L’astuce a fait pendant plusieurs jours les délices de la presse aux Etats-Unis. En cherchant sur n’importe quel site l’expression « As an AI language model » (« en tant que modèle de langage d’intelligence artificielle »), fréquemment utilisée par ChatGPT lorsqu’il ne peut pas répondre à une question, on trouve en quelques clics des exemples de commentaires ou de messages qui ont visiblement été créés par une intelligence artificielle générative.
Les cas ne manquent pas : campagnes de spams sur Twitter, faux commentaires sur Google Maps, avis frauduleux sur Amazon… Mais à y regarder de plus près, les exemples, parfois très drôles, sont finalement peu nombreux. En français, une recherche Google ne fait apparaître qu’un seul commentaire Amazon de ce type, vantant les mérites d’une montre connectée :
Exagérée, la menace d’une invasion de faux commentaires sur les grandes plates-formes de commerce ? Une recherche avec ces mots-clés souffre en tout cas d’un biais similaire au « biais du survivant » : elle n’affiche que les messages ratés ou peu sophistiqués. « Quand la création de contenus est bien faite, on ne voit jamais ce genre de messages », note ainsi Ari Kouts, responsable innovation pour la société de conseil Viseo.

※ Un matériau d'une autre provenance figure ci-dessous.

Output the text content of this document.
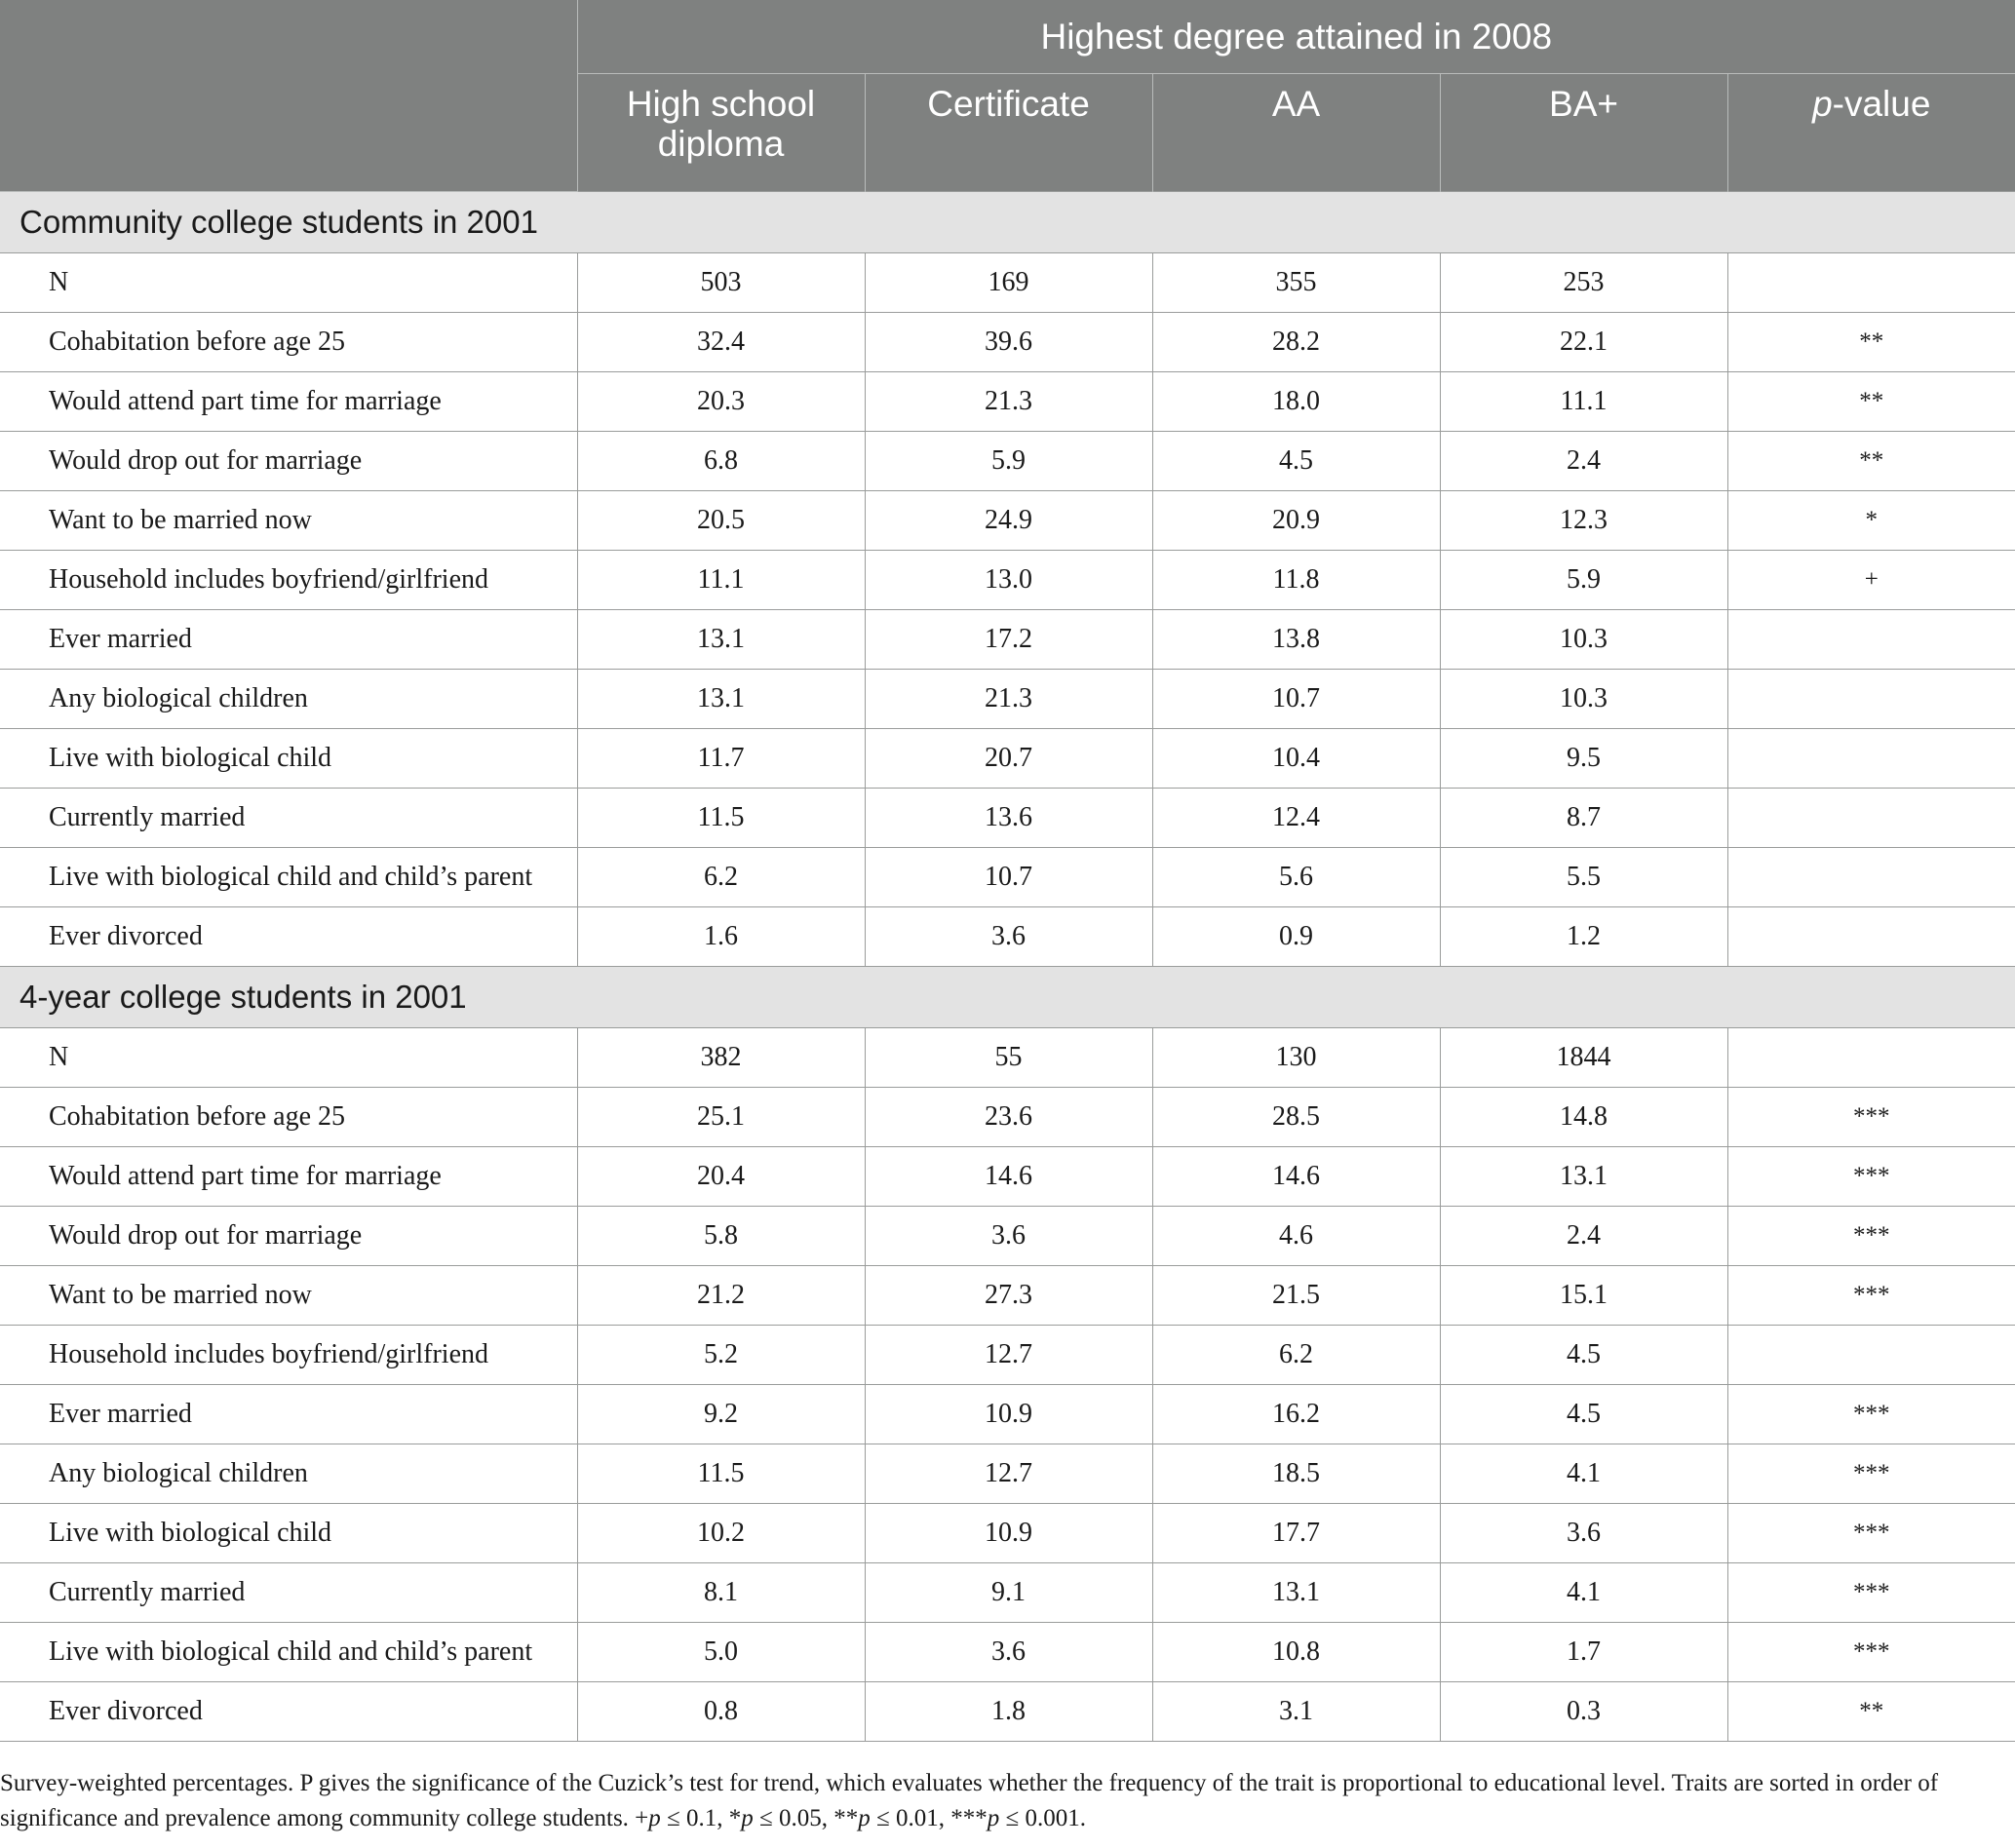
	Highest degree attained in 2008				
	High school
diploma	Certificate	AA	BA+	p-value
Community college students in 2001					
N	503	169	355	253	
Cohabitation before age 25	32.4	39.6	28.2	22.1	**
Would attend part time for marriage	20.3	21.3	18.0	11.1	**
Would drop out for marriage	6.8	5.9	4.5	2.4	**
Want to be married now	20.5	24.9	20.9	12.3	*
Household includes boyfriend/girlfriend	11.1	13.0	11.8	5.9	+
Ever married	13.1	17.2	13.8	10.3	
Any biological children	13.1	21.3	10.7	10.3	
Live with biological child	11.7	20.7	10.4	9.5	
Currently married	11.5	13.6	12.4	8.7	
Live with biological child and child’s parent	6.2	10.7	5.6	5.5	
Ever divorced	1.6	3.6	0.9	1.2	
4-year college students in 2001					
N	382	55	130	1844	
Cohabitation before age 25	25.1	23.6	28.5	14.8	***
Would attend part time for marriage	20.4	14.6	14.6	13.1	***
Would drop out for marriage	5.8	3.6	4.6	2.4	***
Want to be married now	21.2	27.3	21.5	15.1	***
Household includes boyfriend/girlfriend	5.2	12.7	6.2	4.5	
Ever married	9.2	10.9	16.2	4.5	***
Any biological children	11.5	12.7	18.5	4.1	***
Live with biological child	10.2	10.9	17.7	3.6	***
Currently married	8.1	9.1	13.1	4.1	***
Live with biological child and child’s parent	5.0	3.6	10.8	1.7	***
Ever divorced	0.8	1.8	3.1	0.3	**
Survey-weighted percentages. P gives the significance of the Cuzick’s test for trend, which evaluates whether the frequency of the trait is proportional to educational level. Traits are sorted in order of significance and prevalence among community college students. +p ≤ 0.1, *p ≤ 0.05, **p ≤ 0.01, ***p ≤ 0.001.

Des sites entièrement automatisés
Ce dernier s’est livré à une expérience grandeur nature et a créé deux sites entièrement automatisés grâce à ChatGPT : l’un consacré à des recettes (inventées) de cuisine et l’autre reprenant les principales actualités tech en résumant et en traduisant les informations publiées dans la presse américaine. Très crédibles, les deux sites ont publié des centaines d’articles, imitant même les personnalités de chefs ou de journalistes ayant leurs propres habitudes ou tics d’écriture.
Des « fermes à contenus » de ce type – mais moins transparentes sur leurs origines – existent-elles aujourd’hui ? « C’est compliqué de savoir si cela a été fait ou pas », estime Ari Kouts. Mais pas improbable : « Il y a des services qui permettent de générer des blogs entiers ; c’est possible de faire ce que j’ai fait en quelques heures, et pour un coût dérisoire, quelques euros par jour pour des dizaines d’articles. » Les sites de ce type auraient toutefois des limites. Ari Kouts cite en exemple les tests de nouveaux produits, format classique des sites tech, que les IA génératives ne peuvent pas écrire, n’ayant par définition pas « accès » aux produits. Tout juste peuvent-elles faire une synthèse hasardeuse de tests déjà publiés.
De même, il est difficile de savoir dans quelle proportion des internautes mal intentionnés ou flemmards ont recours à ChatGPT ou à ses concurrents pour écrire des critiques de produits. Reste que les IA génératives n’ont a priori qu’un intérêt marginal pour les faussaires spécialisés dans la création rémunérée de critiques, note Brett Hollenbeck, professeur assistant à l’école de management de l’université de Los Angeles et coauteur d’un article de référence sur l’économie des faux commentaires. « Ce qui a de la valeur pour l’acheteur d’une fausse critique, c’est que la critique soit publiée par une personne qui a vraiment acquis le produit et est un véritable client », explique-t-il au Monde.